Seu João XavierSeu João Xavier é doutor em Linguagens, Mestre em Linguística, Sociólogo e Professor do Cefet-MG. Escritor que promove pensamento crítico e práticas voltadas à justiça social

Fica! Vai ter café.

Publicado em 11/11/2025 às 06:00.

Como você descreveria o café para alguém que nunca o tivesse visto, sentido o gosto ou sequer entendesse por que ele faz parte de nossas vidas? Falaria da cor? Do sabor? Da torra: escura, média ou clara? Dos modos de preparo? O coado de todo dia, a sofisticada Prensa Francesa, o alquímico Sifão globinho, a metamórfica Moka Italiana ou o prático instantâneo? Eu, se tivesse que explicar, começaria dizendo que o café é, para mim, uma amizade antiga. Boa, estável, diária. Essa relação vem de longe.

Na infância, eu não tomava café de verdade: bebia a água adoçada que não era usada no coador, e que recebia o restinho que gotejava depois que a garrafa estava cheia. Aquela água tingida já era suficiente para as crianças. Mais tarde, aprendi a bebê-lo adoçado.

Foi só quando fui morar na Inglaterra que descobri, de fato, o café brasileiro: uma torra média, pontuada acima dos 84 pontos, importada pelo King’s College, onde eu estudava e trabalhava. No início, estranhei aquela cor clara, tão diferente da água de carvão a que estava acostumado. Parecia fraco, sem vida, sem gosto, sem vontade de viver. Até cheguei a comprar um Nescafé, mas fui salvo por uma amiga de paladar apurado que me ensinou: café é torra, bons grãos e aroma. Por isso não precisa ser preto como petróleo e nem de açúcar.

Até hoje, sigo fiel ao café; bebo com gosto. Ele pauta minha rotina e até o humor do ambiente. Quando estou na sala dos professores e o café ainda não chegou, um silêncio pegajoso toma conta do ar. Mas basta o pretinho dar o ar da graça para os sorrisos se abrirem e as vozes brotarem como relva depois de um longo inverno. Para nós, professores, o café é o que o espinafre sempre foi para Popeye.

E não é só no trabalho. Tenho minhas cafeterias favoritas: o copão generoso da Jetiboca (no Mercado Novo), a fatia de bolo de fubá que acompanha o Coado do Café Raízes (em Santa Tereza), os métodos sofisticados da Oop Café ou um bate papo aprazível com a atendente do Café Santiago, sempre disposta a contar a história da fazenda que dá nome ao lugar antes de servir um Topázio ou um Paraíso, este, para mim, o mais saboroso. Ou o aconchego do Dolce Caffe, no Prado, em que me sinto tão à vontade quanto na copa da minha casa.

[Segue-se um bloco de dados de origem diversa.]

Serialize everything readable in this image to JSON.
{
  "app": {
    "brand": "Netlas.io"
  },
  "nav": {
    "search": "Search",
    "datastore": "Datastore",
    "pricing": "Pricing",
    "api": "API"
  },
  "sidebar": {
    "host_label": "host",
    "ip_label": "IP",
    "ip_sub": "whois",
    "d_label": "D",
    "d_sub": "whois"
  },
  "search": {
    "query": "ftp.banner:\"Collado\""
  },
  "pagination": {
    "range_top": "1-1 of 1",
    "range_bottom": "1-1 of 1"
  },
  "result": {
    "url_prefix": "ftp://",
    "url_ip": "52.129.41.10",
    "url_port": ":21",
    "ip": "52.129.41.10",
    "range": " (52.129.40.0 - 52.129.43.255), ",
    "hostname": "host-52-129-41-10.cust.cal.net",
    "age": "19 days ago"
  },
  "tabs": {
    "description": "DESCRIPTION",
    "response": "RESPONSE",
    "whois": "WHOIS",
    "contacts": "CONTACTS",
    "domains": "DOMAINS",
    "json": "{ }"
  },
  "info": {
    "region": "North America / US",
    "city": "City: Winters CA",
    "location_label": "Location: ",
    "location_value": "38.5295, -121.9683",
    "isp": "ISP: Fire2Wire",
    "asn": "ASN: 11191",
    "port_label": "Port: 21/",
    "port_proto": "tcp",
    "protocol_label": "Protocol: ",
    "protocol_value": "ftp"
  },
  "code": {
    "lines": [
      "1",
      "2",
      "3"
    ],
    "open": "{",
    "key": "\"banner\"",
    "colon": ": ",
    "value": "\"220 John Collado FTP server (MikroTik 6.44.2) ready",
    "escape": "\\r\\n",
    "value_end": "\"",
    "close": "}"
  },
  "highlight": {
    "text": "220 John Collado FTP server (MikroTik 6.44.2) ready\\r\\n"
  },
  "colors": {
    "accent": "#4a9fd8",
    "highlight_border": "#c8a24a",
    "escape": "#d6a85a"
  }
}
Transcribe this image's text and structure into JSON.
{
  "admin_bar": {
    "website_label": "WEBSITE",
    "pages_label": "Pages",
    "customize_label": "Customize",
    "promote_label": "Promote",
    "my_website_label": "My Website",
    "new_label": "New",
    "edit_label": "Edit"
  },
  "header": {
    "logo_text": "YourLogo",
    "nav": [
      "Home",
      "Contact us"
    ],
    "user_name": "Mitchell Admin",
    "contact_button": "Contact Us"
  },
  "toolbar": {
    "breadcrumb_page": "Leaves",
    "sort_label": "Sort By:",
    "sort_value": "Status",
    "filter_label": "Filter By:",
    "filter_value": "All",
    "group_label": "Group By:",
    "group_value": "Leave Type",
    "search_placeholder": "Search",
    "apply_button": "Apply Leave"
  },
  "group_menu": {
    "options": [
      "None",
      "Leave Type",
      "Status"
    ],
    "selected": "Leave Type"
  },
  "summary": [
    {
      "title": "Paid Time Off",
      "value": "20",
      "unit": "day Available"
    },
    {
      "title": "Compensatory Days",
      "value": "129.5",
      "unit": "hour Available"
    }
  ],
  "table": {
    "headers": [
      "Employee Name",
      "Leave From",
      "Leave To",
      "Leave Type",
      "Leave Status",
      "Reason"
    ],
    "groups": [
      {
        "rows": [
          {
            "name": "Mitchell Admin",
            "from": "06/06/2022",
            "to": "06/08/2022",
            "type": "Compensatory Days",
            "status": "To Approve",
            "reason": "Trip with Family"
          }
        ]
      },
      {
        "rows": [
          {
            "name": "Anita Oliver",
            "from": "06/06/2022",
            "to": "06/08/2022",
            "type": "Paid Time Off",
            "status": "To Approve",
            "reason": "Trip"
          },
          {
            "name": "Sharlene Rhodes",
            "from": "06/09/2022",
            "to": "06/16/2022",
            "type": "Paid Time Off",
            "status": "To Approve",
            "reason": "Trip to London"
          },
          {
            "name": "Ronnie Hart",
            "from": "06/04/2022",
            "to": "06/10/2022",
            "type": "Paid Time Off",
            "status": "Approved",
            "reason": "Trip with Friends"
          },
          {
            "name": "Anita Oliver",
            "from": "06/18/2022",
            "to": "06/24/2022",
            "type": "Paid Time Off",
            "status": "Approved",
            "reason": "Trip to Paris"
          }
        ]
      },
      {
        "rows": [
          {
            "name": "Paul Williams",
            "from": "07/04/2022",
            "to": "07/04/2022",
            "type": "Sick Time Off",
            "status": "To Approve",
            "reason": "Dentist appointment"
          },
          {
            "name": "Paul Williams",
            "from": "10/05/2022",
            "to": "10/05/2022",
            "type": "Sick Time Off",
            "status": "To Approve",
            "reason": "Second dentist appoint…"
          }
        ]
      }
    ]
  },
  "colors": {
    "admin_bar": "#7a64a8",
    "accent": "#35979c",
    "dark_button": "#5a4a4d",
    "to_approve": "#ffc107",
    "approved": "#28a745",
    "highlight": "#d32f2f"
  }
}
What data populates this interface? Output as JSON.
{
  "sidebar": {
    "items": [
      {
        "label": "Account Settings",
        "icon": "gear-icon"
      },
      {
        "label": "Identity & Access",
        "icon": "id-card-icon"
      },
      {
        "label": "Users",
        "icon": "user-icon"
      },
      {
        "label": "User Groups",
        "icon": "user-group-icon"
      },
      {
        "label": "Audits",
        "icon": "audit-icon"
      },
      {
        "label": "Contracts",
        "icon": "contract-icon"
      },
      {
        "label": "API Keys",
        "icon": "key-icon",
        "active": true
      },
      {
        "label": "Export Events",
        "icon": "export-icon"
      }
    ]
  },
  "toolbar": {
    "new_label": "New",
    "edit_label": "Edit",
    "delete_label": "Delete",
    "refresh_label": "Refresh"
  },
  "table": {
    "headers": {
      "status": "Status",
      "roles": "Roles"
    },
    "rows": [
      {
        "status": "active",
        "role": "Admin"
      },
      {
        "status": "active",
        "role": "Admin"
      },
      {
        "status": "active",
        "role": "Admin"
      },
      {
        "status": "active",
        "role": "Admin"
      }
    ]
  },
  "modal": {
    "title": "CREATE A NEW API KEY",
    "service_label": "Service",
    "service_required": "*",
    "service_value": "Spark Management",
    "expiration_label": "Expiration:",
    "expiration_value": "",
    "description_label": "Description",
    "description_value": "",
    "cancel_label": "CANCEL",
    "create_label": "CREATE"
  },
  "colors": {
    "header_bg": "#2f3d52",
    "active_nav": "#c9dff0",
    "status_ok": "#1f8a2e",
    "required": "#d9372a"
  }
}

Não sei qual é a sua relação com o café. Mas se me perguntassem num bate-bola com Marília Gabriela, responderia sem titubear:

Uma bebida: café.
Uma refeição: café da manhã.
Um cheiro: café passado na hora.
Um perfume: Coffee, do Boticário.
Uma viagem: rota do café em Minas.
Um animal: jacu. (Você já deve imaginar por quê.)

Não importa o dia, a hora, o cansaço ou o calor: café, para mim, tem gosto de amizade e o conforto de um abraço. A desculpa perfeita para uma boa prosa, seja ela de dois dedinhos ou de várias páginas. Porque, no fundo, café não é só bebida: é o tempo que a gente bebe junto. O sabor importa tanto quanto o lugar em que a gente se assenta para desfrutá-lo, pois café é sempre um ritual e escolher o lugar certo é parte da ritualística.